Paul Magnette sermonne la Première Ministre danoise pour sa politique migratoire ferme et continue de soutenir Pedro Sanchez
Paul Magnette n'apprécie pas les positions migratoires de la gauche danoise qui multiplie les approches de fermeté avec Giorgia Meloni. Dans un courrier adressé, à la Première Ministre danoise et révélé par La Libre, il exprime son malaise à ce sujet.
Publié par J.PE
Giorgia Meloni et Mette Frederiksen veulent donner un nouvel élan à la ligne dure sur l’immigration en Europe. Les Premières ministres italienne et danoise avaient publié il y a quelques jours une déclaration commune dans laquelle elles réaffirment leur opposition à ce qu’elles qualifient d’« immigration incontrôlée ».

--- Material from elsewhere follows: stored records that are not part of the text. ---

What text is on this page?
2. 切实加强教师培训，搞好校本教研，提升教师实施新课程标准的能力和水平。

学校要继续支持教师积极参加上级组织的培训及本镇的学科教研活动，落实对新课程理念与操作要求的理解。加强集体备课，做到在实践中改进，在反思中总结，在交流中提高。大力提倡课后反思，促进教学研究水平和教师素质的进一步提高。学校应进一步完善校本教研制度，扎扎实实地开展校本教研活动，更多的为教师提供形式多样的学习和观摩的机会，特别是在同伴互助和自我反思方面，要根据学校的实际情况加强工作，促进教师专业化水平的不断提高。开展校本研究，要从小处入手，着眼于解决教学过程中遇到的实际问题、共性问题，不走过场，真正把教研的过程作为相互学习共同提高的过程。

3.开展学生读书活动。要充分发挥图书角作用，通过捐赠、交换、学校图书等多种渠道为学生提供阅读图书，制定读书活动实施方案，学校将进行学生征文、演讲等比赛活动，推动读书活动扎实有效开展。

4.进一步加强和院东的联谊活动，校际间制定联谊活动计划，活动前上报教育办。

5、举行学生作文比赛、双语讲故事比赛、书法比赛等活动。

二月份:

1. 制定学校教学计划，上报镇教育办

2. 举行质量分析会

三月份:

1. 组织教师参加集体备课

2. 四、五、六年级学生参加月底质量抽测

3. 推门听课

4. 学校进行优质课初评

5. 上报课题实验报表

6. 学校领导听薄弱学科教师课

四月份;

« Personne ne peut nier les effets négatifs de l’immigration clandestine sur nos sociétés : hausse de la criminalité, pression croissante sur les services publics et érosion de la confiance des citoyens. La situation est particulièrement grave lorsque des migrants en situation irrégulière, qui n’ont pas le droit de rester dans nos pays, commettent des actes de violence, se livrent au trafic de drogue ou sont responsables de violences sexuelles », pouvait-on lire notamment dans leur déclaration commune.
Dans un courrier envoyé à la société danoise et dont nos confrères de La Libre font écho aujourd’hui, le président du PS écrit notamment : « "Je dois t'avouer avoir été profondément interpellé par le choix de faire cause commune avec Giorgia Meloni contre un gouvernement socialiste comme celui de Pedro Sánchez".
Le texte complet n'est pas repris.